Lashkar-i-Islam is clearly made up of Misunderstanders of Islam, for everyone knows that Sharia is not in any detail incompatible with Western freedoms, and of course no one would dream of threatening Amir Muhammad Afridi over his moustache in the West.
“In Pakistan: your moustache or your life,” by Rob Crilly in the Telegraph, April 9 (thanks to David):
There is no finer mark of a Pakistani man than a fully oiled, waxed and twirled moustache. For 18 years, Amir Muhammad Afridi’s vast handlebar moustache, curling as high as his forehead, made him a celebrity throughout the rugged, tribal lands that border Afghanistan.
But that was until his luxuriant facial hair came to the attention of Lashkar-i-Islam, extremists who are fighting to impose hardline Sharia in the Khyber agency where Mr Afridi lived.
For the past two years he has braved death threats, intimidation and been forced to flee his home all in the name of a moustache that demands 30 minutes of grooming every morning. (It’s a highly specialised regimen involving almond oil, hairdryers and a secret wax that no amount of pleading will make him reveal.)

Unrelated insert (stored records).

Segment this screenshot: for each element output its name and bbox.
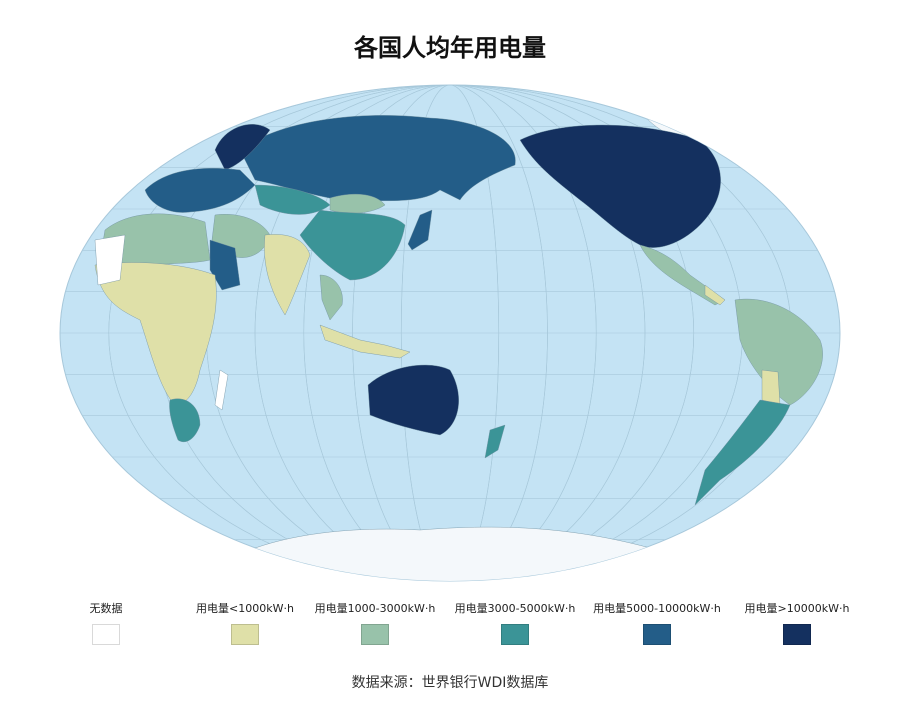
- region-japan: [407, 209, 433, 251]
- region-bolivia: [761, 369, 781, 406]
- region-north-america: [519, 124, 721, 248]
- legend-label: 用电量3000-5000kW·h: [454, 602, 576, 615]
- region-madagascar: [214, 369, 229, 411]
- region-mexico-central-america: [639, 244, 726, 306]
- legend-label: 用电量<1000kW·h: [196, 602, 294, 615]
- legend-item-gt10000: 用电量>10000kW·h: [722, 600, 872, 645]
- legend-swatch: [231, 624, 259, 645]
- legend-item-no-data: 无数据: [76, 600, 136, 645]
- legend-swatch: [783, 624, 811, 645]
- legend-item-lt1000: 用电量<1000kW·h: [170, 600, 320, 645]
- legend-item-5000-10000: 用电量5000-10000kW·h: [582, 600, 732, 645]
- legend-label: 用电量1000-3000kW·h: [314, 602, 436, 615]
- region-scandinavia: [214, 124, 271, 171]
- legend-label: 用电量5000-10000kW·h: [593, 602, 721, 615]
- region-europe: [144, 168, 256, 213]
- region-indonesia: [319, 324, 411, 359]
- region-west-africa-nodata: [94, 234, 126, 286]
- region-south-africa: [169, 398, 201, 443]
- legend-label: 无数据: [89, 602, 123, 615]
- legend-swatch: [643, 624, 671, 645]
- legend-swatch: [501, 624, 529, 645]
- region-australia: [367, 364, 459, 436]
- region-sub-saharan-africa: [94, 262, 217, 406]
- region-se-asia: [319, 274, 343, 321]
- legend-item-1000-3000: 用电量1000-3000kW·h: [300, 600, 450, 645]
- region-south-america: [734, 298, 823, 406]
- map-title: 各国人均年用电量: [354, 34, 546, 62]
- data-source: 数据来源：世界银行WDI数据库: [351, 675, 549, 691]
- region-saudi: [209, 239, 241, 291]
- region-new-zealand: [484, 424, 506, 459]
- legend-label: 用电量>10000kW·h: [744, 602, 850, 615]
- region-china: [299, 209, 406, 281]
- legend-swatch: [361, 624, 389, 645]
- legend-swatch: [92, 624, 120, 645]
- region-india: [264, 234, 311, 316]
- legend-item-3000-5000: 用电量3000-5000kW·h: [440, 600, 590, 645]
- region-central-america-south: [704, 284, 726, 306]
- region-argentina-chile: [694, 399, 791, 506]
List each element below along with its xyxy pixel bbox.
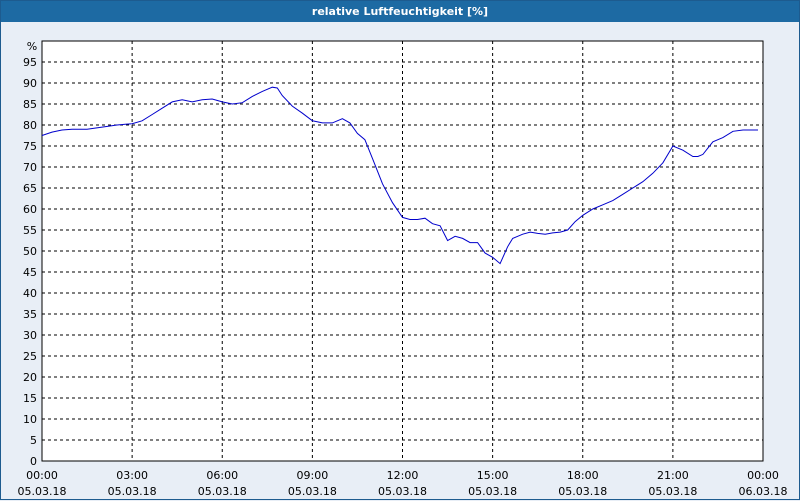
x-tick-time: 15:00 bbox=[477, 469, 509, 482]
y-tick-label: 10 bbox=[23, 413, 37, 426]
x-tick-date: 05.03.18 bbox=[648, 485, 697, 498]
y-tick-label: 85 bbox=[23, 98, 37, 111]
y-tick-label: 55 bbox=[23, 224, 37, 237]
y-tick-label: 40 bbox=[23, 287, 37, 300]
y-tick-label: 35 bbox=[23, 308, 37, 321]
y-tick-label: 60 bbox=[23, 203, 37, 216]
y-tick-label: 15 bbox=[23, 392, 37, 405]
y-tick-label: 80 bbox=[23, 119, 37, 132]
y-tick-label: 70 bbox=[23, 161, 37, 174]
y-tick-label: 90 bbox=[23, 77, 37, 90]
x-tick-time: 21:00 bbox=[657, 469, 689, 482]
x-axis-ticks: 00:00 05.03.18 03:00 05.03.18 06:00 05.03.18 0… bbox=[18, 469, 788, 498]
x-tick-time: 06:00 bbox=[206, 469, 238, 482]
x-tick-date: 05.03.18 bbox=[558, 485, 607, 498]
y-tick-label: 30 bbox=[23, 329, 37, 342]
y-axis-ticks: 0 5 10 15 20 25 30 35 40 45 50 55 60 65 70 75 80 85 90 95 bbox=[23, 56, 37, 468]
x-tick-date: 05.03.18 bbox=[378, 485, 427, 498]
x-tick-time: 09:00 bbox=[297, 469, 329, 482]
x-tick-time: 12:00 bbox=[387, 469, 419, 482]
y-tick-label: 20 bbox=[23, 371, 37, 384]
y-tick-label: 75 bbox=[23, 140, 37, 153]
y-tick-label: 5 bbox=[30, 434, 37, 447]
y-tick-label: 0 bbox=[30, 455, 37, 468]
y-tick-label: 50 bbox=[23, 245, 37, 258]
y-tick-label: 45 bbox=[23, 266, 37, 279]
x-tick-date: 05.03.18 bbox=[468, 485, 517, 498]
x-tick-date: 05.03.18 bbox=[198, 485, 247, 498]
x-tick-date: 05.03.18 bbox=[288, 485, 337, 498]
series-line-humidity bbox=[41, 86, 758, 265]
chart-title: relative Luftfeuchtigkeit [%] bbox=[1, 1, 799, 22]
x-tick-time: 03:00 bbox=[116, 469, 148, 482]
y-tick-label: 95 bbox=[23, 56, 37, 69]
gridlines-vertical bbox=[131, 41, 674, 461]
x-tick-time: 18:00 bbox=[567, 469, 599, 482]
x-tick-time: 00:00 bbox=[26, 469, 58, 482]
y-axis-label: % bbox=[27, 40, 37, 53]
x-tick-date: 05.03.18 bbox=[18, 485, 67, 498]
y-tick-label: 65 bbox=[23, 182, 37, 195]
x-tick-time: 00:00 bbox=[747, 469, 779, 482]
y-tick-label: 25 bbox=[23, 350, 37, 363]
x-tick-date: 05.03.18 bbox=[108, 485, 157, 498]
x-tick-date: 06.03.18 bbox=[739, 485, 788, 498]
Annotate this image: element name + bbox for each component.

“They arrested me in broad daylight, put me in their car,” he told me. “They took me to a religious scholar who declared the moustache un-Islamic and ordered it removed.

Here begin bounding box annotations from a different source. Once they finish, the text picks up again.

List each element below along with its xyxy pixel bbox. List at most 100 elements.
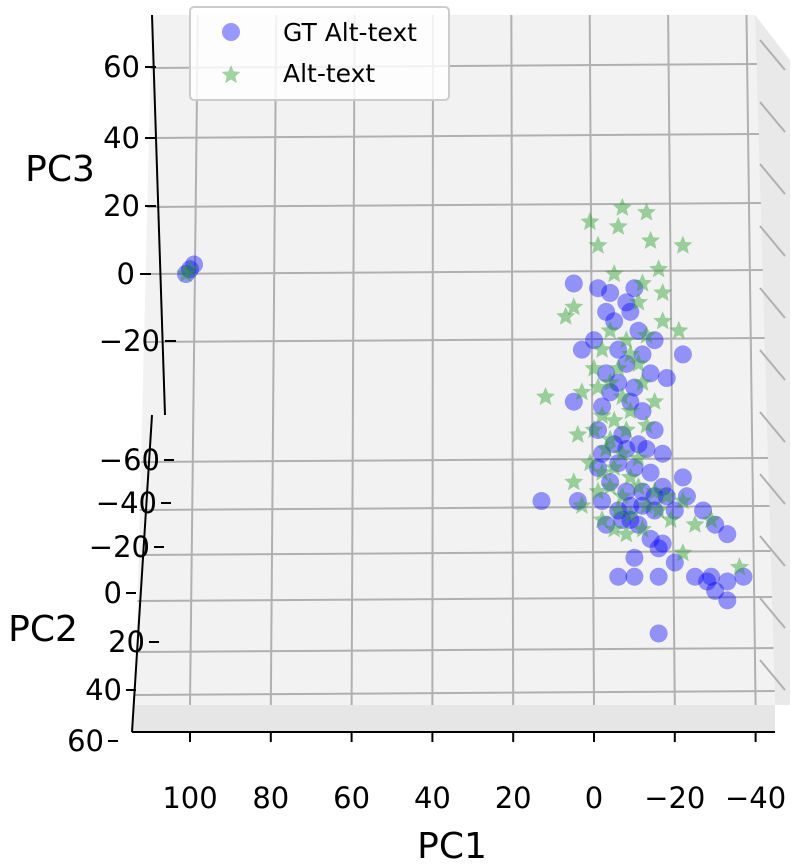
back-pane [135, 15, 775, 705]
gt-alt-text-point [605, 435, 624, 454]
alt-text-point [592, 462, 612, 481]
gt-alt-text-point [637, 440, 656, 459]
alt-text-point [645, 481, 665, 500]
gt-alt-text-point [609, 567, 628, 586]
alt-text-point [620, 467, 640, 486]
alt-text-point [568, 424, 588, 443]
gt-alt-text-point [176, 265, 195, 283]
grid-line-horizontal [143, 337, 765, 343]
gt-alt-text-point [532, 492, 551, 511]
pc2-tick-label: 40 [85, 673, 122, 707]
grid-line-horizontal [138, 550, 771, 556]
grid-line-horizontal [139, 505, 770, 511]
gt-alt-text-point [673, 468, 692, 487]
gt-alt-text-point [686, 567, 704, 586]
alt-text-point [564, 472, 584, 491]
grid-line-pc1 [189, 14, 199, 706]
alt-text-point [637, 325, 656, 344]
gt-alt-text-point [617, 293, 636, 312]
alt-text-point [653, 311, 673, 330]
alt-text-point [608, 358, 628, 377]
gt-alt-text-point [625, 458, 644, 477]
pc1-tick-label: 60 [333, 781, 370, 815]
gt-alt-text-point [649, 539, 668, 558]
alt-text-point [620, 401, 640, 420]
grid-line-horizontal [135, 690, 775, 696]
gt-alt-text-point [585, 331, 603, 350]
alt-text-point [637, 495, 656, 514]
gt-alt-text-point [645, 501, 664, 520]
pc2-tick-label: −20 [89, 530, 150, 564]
gt-alt-text-point [645, 487, 664, 506]
pc1-tick-label: 40 [414, 781, 451, 815]
gt-alt-text-point [589, 279, 608, 298]
gt-alt-text-point [621, 496, 640, 515]
pc1-tick-label: −40 [725, 781, 786, 815]
gt-alt-text-point [601, 473, 620, 492]
gt-alt-text-point [718, 572, 737, 591]
alt-text-point [612, 443, 632, 462]
alt-text-point [604, 410, 624, 429]
alt-text-point [673, 543, 693, 562]
grid-line-side [759, 39, 786, 71]
gt-alt-text-point [698, 572, 717, 591]
pc1-tick-labels: 100 80 60 40 20 0 −20 −40 [162, 732, 786, 815]
legend-label-gt-alt-text: GT Alt-text [283, 18, 417, 47]
alt-text-point [572, 495, 592, 514]
gt-alt-text-point [629, 515, 648, 534]
grid-line-pc1 [588, 14, 595, 706]
alt-text-point [685, 514, 705, 533]
alt-text-point [584, 420, 604, 439]
grid-line-side [759, 597, 786, 629]
gt-alt-text-point [649, 567, 668, 586]
grid-line-side [759, 225, 786, 257]
gt-alt-text-point [572, 340, 591, 359]
gt-alt-text-point [673, 345, 692, 364]
pc1-tick-label: 80 [252, 781, 289, 815]
gt-alt-text-point [706, 581, 725, 600]
gt-alt-text-point [653, 444, 672, 463]
pc3-tick-label: 20 [103, 189, 140, 223]
pc3-tick-labels: 60 40 20 0 −20 [99, 50, 176, 358]
alt-text-point [628, 353, 648, 372]
alt-text-point [596, 439, 616, 458]
legend-circle-marker [222, 23, 240, 41]
gt-alt-text-point [734, 567, 753, 586]
gt-alt-text-point [653, 534, 672, 553]
alt-text-point [600, 372, 620, 391]
gt-alt-text-point [718, 525, 737, 544]
gt-alt-text-point [657, 487, 676, 506]
alt-text-point [628, 476, 648, 495]
alt-text-point [180, 259, 200, 278]
gt-alt-text-point [597, 302, 616, 321]
gt-alt-text-point [185, 255, 204, 274]
gt-alt-text-point [641, 529, 660, 548]
gt-alt-text-point [605, 312, 624, 331]
gt-alt-text-point [589, 458, 608, 477]
x-axis-title: PC1 [417, 826, 487, 866]
alt-text-point [701, 510, 721, 529]
gt-alt-text-point [601, 283, 620, 302]
gt-alt-text-point [625, 567, 644, 586]
grid-line-side [759, 101, 786, 133]
gt-alt-text-point [633, 402, 652, 421]
grid-line-side [759, 411, 786, 443]
gt-alt-text-point [568, 492, 587, 511]
gt-alt-text-point [633, 482, 652, 501]
alt-text-point [612, 486, 632, 505]
alt-text-point [608, 500, 628, 519]
gt-alt-text-point [617, 440, 636, 459]
alt-text-point [633, 519, 652, 538]
alt-text-point [580, 453, 600, 472]
alt-text-point [588, 235, 608, 254]
gt-alt-text-point [609, 501, 628, 520]
gt-alt-text-point [597, 515, 616, 534]
alt-text-point [616, 524, 636, 543]
gt-alt-text-point [609, 373, 628, 392]
alt-text-point [604, 457, 624, 476]
alt-text-point [657, 486, 677, 505]
gt-alt-text-point [718, 591, 737, 610]
alt-text-point [604, 264, 624, 283]
gt-alt-text-point [665, 501, 684, 520]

“There was nothing I could do. I was surrounded by guns. If I had resisted I would be dead.”
They set about his moustache, which at that time stretched 12 inches away from his face, reducing it to what Mr Afridi described in a sorrowful voice as “ordinary”.

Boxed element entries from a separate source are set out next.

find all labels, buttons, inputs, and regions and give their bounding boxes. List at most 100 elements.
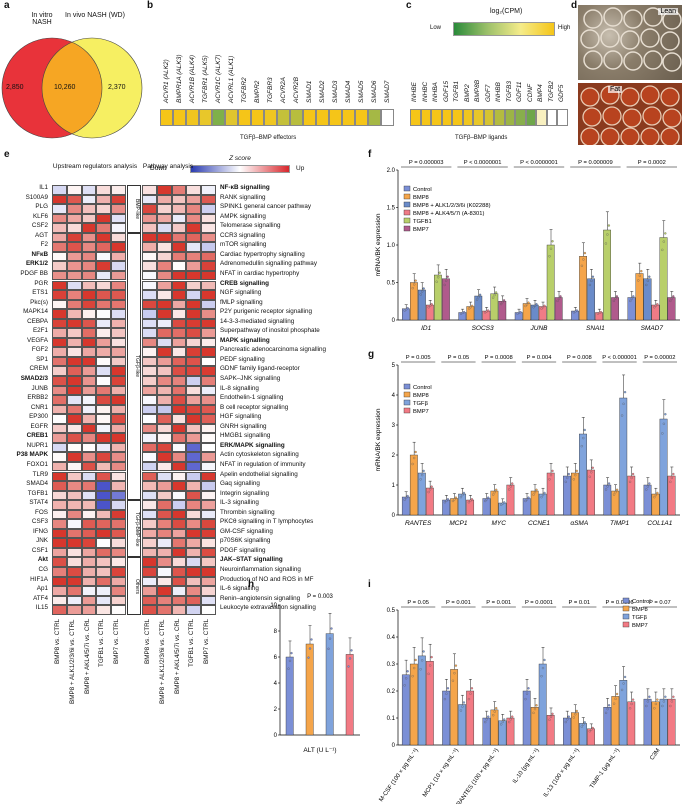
bar xyxy=(417,655,426,746)
pathway-heat-cell xyxy=(186,490,202,501)
data-point xyxy=(662,240,665,243)
data-point xyxy=(580,725,583,728)
upstream-heat-cell xyxy=(52,290,67,300)
p-value: P = 0.0002 xyxy=(638,160,666,166)
upstream-heat-cell xyxy=(66,328,82,338)
pathway-row-label: B cell receptor signalling xyxy=(220,403,289,411)
pathway-row-label: fMLP signalling xyxy=(220,298,263,306)
pathway-heat-cell xyxy=(156,567,172,577)
data-point xyxy=(454,664,458,667)
legend-label: Control xyxy=(632,599,651,605)
bar xyxy=(571,472,579,516)
p-value: P = 0.01 xyxy=(568,600,590,606)
data-point xyxy=(632,295,635,298)
data-point xyxy=(615,692,619,696)
upstream-heat-cell xyxy=(81,605,97,615)
zscore-heatmap-panel: Z score Down Up Upstream regulators analysi… xyxy=(0,155,365,804)
pathway-heat-cell xyxy=(186,414,202,424)
upstream-row-label: CG xyxy=(38,566,48,573)
pathway-row-label: Production of NO and ROS in MF xyxy=(220,575,314,583)
ligand-heat-cell xyxy=(536,109,547,126)
data-point xyxy=(477,296,480,299)
bar xyxy=(587,469,595,516)
pathway-heat-cell xyxy=(142,318,157,329)
upstream-heat-cell xyxy=(52,547,67,558)
p-value: P = 0.0008 xyxy=(485,355,513,361)
pathway-heat-cell xyxy=(186,442,202,453)
upstream-heat-cell xyxy=(81,261,97,271)
x-tick-label: IL-10 (pg mL⁻¹) xyxy=(512,748,541,785)
effector-gene-label: ACVRL1 (ALK1) xyxy=(228,55,235,103)
bar xyxy=(611,490,620,516)
pathway-heat-cell xyxy=(142,356,157,367)
p-value: P = 0.003 xyxy=(307,594,333,600)
data-point xyxy=(669,480,672,484)
upstream-row-label: JUNB xyxy=(31,384,48,392)
data-point xyxy=(495,488,498,491)
bar xyxy=(466,690,475,746)
pathway-heat-cell xyxy=(171,404,187,415)
upstream-heat-cell xyxy=(52,576,67,587)
upstream-row-label: AGT xyxy=(35,231,48,239)
upstream-heat-cell xyxy=(81,395,97,405)
upstream-heat-cell xyxy=(111,251,126,262)
data-point xyxy=(588,283,592,287)
bar xyxy=(522,498,531,516)
panel-letter-a: a xyxy=(4,0,10,11)
data-point xyxy=(654,493,658,497)
cpm-legend-low: Low xyxy=(430,25,442,31)
data-point xyxy=(509,485,512,488)
data-point xyxy=(405,308,408,311)
data-point xyxy=(574,473,577,477)
data-point xyxy=(645,283,648,287)
pathway-heat-cell xyxy=(171,328,187,338)
pathway-row-label: CREB signalling xyxy=(220,279,269,287)
data-point xyxy=(478,293,482,296)
upstream-heat-cell xyxy=(111,528,126,539)
data-point xyxy=(656,303,659,306)
pathway-heat-cell xyxy=(156,299,172,310)
pathway-row-label: HGF signalling xyxy=(220,413,262,421)
pathway-heat-cell xyxy=(201,567,216,577)
pathway-row-label: RANK signalling xyxy=(220,193,266,201)
pathway-heat-cell xyxy=(186,576,202,587)
upstream-heat-cell xyxy=(111,605,126,615)
chart-i: 0 0.1 0.2 0.3 0.4 0.5 P = 0.05 P = 0.001 P = 0.0… xyxy=(379,597,680,804)
upstream-heat-cell xyxy=(81,423,97,434)
upstream-heat-cell xyxy=(111,557,126,567)
upstream-heat-cell xyxy=(111,595,126,606)
bar xyxy=(418,289,426,321)
data-point xyxy=(551,712,554,715)
upstream-heat-cell xyxy=(96,519,112,529)
bar xyxy=(627,701,636,746)
pathway-heat-cell xyxy=(186,433,202,443)
pathway-row-label: NGF signalling xyxy=(220,289,262,297)
upstream-heat-cell xyxy=(66,538,82,548)
venn-left-count: 2,850 xyxy=(6,84,24,91)
bar xyxy=(611,297,619,321)
venn-diagram xyxy=(1,37,143,139)
pathway-heat-cell xyxy=(186,328,202,338)
data-point xyxy=(645,488,648,491)
ligand-gene-label: TGFB2 xyxy=(547,81,555,102)
pathway-heat-cell xyxy=(156,347,172,357)
upstream-heat-cell xyxy=(96,481,112,491)
pathway-heat-cell xyxy=(186,280,202,291)
pathway-row-label: IL-3 signalling xyxy=(220,499,259,507)
effectors-caption: TGFβ–BMP effectors xyxy=(240,135,297,141)
effector-gene-label: SMAD2 xyxy=(319,80,326,103)
upstream-heat-cell xyxy=(111,356,126,367)
lean-label: Lean xyxy=(658,8,678,15)
pathway-heat-cell xyxy=(171,452,187,462)
data-point xyxy=(541,306,545,309)
upstream-heat-cell xyxy=(52,423,67,434)
upstream-heat-cell xyxy=(66,471,82,482)
pathway-heat-cell xyxy=(156,385,172,396)
upstream-heat-cell xyxy=(111,538,126,548)
pathway-heat-cell xyxy=(142,299,157,310)
data-point xyxy=(470,304,474,307)
pathway-row-label: Actin cytoskeleton signalling xyxy=(220,451,299,459)
group-box xyxy=(127,232,141,501)
ligand-heat-cell xyxy=(515,109,526,126)
upstream-heat-cell xyxy=(52,204,67,214)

Since then Mr Afridi, 42, has given up his home in the town of Banna and moved his wife and 10 children to the north-western city of Peshawar where he lives anonymously running a small business importing watches. He has regrown his moustache and only now, with violence declining in Peshawar in the past year, is he prepared to speak publicly about the threat to his life.
“I promised myself I would pray for death but would never surrender my moustache,” he said, despite his wife’s protestations. “She said earlier it was your hobby, but now it’s endangering your life so please remove it.”…
However, the moustache is also a target of Islamic extremists. They point to one of the lessons attributed to the Prophet Mohammed: “Act against the polytheists, trim closely the moustache and grow beard.”
Anything long enough collect flecks of food is deemed un-Islamic, apparently.
As a result, barbers in the city of Peshawar have been threatened or bombed for offering close shaves.
Mr Afridi, however, disputes the idea that moustaches are unIslamic and points to the example of Umar ibn al-Khattab, an adviser to the Prophet Mohammed who became the second Muslim caliph. He was a renowned wrestler and wore a moustache twisted into points.
Mr Afridi even tucks his moustache behind his ears for the fasting month of Ramadan in order to show his devotion.
“I have left my dear homeland, my friends and relatives,” he said. “I am prepared to sacrifice all that but will not compromise my moustache.”
How absurd that it has come to that for him.